I'm trying to parse a specific html document, some sort of a dictionary, with about 10000 words and description. It went well until I've noticed that entries in specific format doesn't get parsed well.
Here is an example:
<?php
$html = '
<p>
<b>
<span>zot; zotz </span>
</b>
<span>Nista; nula. Isto
<b>zilch; zip.</b>
</span>
</p>
';
$xml = simplexml_load_string($html);
var_dump($xml);
?>
Result of var_dump() is:
object(SimpleXMLElement)#1 (2) {
["b"]=>
object(SimpleXMLElement)#2 (1) {
["span"]=>
string(10) "zot; zotz "
}
["span"]=>
string(39) "Nista; nula.
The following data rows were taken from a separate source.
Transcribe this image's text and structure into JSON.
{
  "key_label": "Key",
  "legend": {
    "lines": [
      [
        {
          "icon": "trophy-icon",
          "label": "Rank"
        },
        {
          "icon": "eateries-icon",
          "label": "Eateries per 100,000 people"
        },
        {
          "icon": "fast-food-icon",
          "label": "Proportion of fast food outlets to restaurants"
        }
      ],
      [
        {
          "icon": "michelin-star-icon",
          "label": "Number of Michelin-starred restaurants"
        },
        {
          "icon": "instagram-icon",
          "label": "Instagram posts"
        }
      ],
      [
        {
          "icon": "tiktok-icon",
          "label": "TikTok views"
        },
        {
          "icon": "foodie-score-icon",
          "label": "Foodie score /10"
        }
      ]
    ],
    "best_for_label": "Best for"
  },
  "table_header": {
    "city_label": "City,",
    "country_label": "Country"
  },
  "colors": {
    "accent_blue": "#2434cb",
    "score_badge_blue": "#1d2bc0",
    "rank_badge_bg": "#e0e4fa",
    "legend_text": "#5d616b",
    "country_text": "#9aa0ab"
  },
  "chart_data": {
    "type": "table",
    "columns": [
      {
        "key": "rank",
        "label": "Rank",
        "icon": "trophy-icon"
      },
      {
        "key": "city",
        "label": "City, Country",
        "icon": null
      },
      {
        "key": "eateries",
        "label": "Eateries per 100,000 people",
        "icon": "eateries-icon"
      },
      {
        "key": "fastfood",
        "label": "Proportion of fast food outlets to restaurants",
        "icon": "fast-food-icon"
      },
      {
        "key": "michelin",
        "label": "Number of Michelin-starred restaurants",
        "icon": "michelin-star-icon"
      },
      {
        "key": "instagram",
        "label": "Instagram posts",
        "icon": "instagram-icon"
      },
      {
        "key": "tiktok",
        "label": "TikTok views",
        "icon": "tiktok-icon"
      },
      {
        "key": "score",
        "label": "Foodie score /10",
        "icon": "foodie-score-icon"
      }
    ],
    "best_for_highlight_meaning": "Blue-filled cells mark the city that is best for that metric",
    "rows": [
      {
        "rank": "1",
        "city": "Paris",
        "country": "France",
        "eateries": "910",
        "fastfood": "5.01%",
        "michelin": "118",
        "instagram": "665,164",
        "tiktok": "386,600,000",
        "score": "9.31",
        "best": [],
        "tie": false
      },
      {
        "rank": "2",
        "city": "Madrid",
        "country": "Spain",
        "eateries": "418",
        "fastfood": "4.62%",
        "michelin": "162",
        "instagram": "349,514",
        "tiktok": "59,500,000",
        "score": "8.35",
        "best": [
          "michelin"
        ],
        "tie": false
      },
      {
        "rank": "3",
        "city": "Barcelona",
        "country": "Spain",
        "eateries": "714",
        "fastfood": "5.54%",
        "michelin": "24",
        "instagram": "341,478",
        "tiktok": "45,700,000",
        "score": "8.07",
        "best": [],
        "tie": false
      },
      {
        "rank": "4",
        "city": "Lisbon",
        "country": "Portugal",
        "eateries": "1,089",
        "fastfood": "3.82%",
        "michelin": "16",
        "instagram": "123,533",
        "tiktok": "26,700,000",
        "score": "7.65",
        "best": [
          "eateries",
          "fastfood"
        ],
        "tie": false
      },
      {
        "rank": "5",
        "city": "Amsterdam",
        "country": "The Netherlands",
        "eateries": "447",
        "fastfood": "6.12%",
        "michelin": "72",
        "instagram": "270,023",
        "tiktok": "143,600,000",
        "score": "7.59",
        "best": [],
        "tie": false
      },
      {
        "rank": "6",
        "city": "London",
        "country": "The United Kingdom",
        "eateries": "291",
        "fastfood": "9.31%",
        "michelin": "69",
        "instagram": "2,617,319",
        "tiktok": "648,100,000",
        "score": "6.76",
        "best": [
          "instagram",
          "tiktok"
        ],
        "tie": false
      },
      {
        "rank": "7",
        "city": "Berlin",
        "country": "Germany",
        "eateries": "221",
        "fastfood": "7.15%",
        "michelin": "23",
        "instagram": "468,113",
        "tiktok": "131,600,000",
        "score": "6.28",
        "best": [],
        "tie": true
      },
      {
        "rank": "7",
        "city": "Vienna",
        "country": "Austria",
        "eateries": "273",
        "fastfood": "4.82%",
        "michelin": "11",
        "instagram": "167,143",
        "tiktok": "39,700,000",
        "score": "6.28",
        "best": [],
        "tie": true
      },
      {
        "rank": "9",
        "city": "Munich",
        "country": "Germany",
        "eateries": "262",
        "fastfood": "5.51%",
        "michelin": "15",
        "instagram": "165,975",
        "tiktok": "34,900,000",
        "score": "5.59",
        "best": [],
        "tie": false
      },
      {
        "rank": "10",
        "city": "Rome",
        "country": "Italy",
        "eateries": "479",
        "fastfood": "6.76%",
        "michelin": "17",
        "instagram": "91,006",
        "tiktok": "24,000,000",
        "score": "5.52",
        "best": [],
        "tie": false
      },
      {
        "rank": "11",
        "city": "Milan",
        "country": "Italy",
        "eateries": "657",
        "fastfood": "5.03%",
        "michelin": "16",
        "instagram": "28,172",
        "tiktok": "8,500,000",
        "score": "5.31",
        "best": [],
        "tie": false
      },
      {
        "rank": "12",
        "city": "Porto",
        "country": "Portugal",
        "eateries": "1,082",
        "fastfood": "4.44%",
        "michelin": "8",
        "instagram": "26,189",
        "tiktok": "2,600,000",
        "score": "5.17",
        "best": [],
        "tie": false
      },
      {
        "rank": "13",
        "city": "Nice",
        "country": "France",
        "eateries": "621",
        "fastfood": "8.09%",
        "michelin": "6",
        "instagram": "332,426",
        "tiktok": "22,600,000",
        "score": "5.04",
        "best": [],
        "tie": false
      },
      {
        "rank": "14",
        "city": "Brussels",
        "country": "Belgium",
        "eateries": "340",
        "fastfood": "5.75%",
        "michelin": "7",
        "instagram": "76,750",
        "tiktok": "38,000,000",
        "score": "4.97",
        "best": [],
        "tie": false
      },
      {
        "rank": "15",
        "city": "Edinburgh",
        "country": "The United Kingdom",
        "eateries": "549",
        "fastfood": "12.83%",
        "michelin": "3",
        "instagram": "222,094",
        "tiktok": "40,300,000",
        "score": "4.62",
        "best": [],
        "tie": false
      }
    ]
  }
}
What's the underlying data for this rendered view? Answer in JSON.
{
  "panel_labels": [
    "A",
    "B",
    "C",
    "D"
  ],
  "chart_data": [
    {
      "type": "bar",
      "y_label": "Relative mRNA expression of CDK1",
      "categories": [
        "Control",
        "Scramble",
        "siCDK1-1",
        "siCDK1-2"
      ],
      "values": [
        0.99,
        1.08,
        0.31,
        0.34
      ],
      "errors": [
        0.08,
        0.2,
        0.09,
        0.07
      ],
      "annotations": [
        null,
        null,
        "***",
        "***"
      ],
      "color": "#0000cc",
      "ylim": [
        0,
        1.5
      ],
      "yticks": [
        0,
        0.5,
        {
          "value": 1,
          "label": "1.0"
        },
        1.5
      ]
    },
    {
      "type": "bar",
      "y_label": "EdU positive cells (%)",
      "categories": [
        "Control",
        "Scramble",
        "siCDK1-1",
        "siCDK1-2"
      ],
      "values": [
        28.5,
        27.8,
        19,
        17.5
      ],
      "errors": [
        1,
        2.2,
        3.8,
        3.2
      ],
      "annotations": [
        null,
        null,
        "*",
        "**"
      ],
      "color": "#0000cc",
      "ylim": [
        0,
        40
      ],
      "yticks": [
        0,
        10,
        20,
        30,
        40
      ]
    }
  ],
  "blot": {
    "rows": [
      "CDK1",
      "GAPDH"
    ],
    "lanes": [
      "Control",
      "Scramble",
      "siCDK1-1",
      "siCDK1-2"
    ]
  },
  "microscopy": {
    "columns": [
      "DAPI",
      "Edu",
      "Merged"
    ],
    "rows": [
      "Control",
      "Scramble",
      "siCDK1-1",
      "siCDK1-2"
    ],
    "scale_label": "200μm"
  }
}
Isto
"
}
As you can see - Simplexml kept text node inside tag but left out a child node and text inside.
I've also tried:
$doc = new DOMDocument();
$doc->loadHTML($html);
$xml = simplexml_import_dom($doc);
with the same result.
As it looked to me that this is a common problem in parsing html I tried googling it out but only place that acknowledges this problem is this blog: https://hakre.wordpress.com/2013/07/09/simplexml-and-json-encode-in-php-part-i/ but does not offer any solution.
There is just too generalized posts and answers about parsing HTML in SO.
Is there a simple way of dealing with this? Or, should I change my strategy?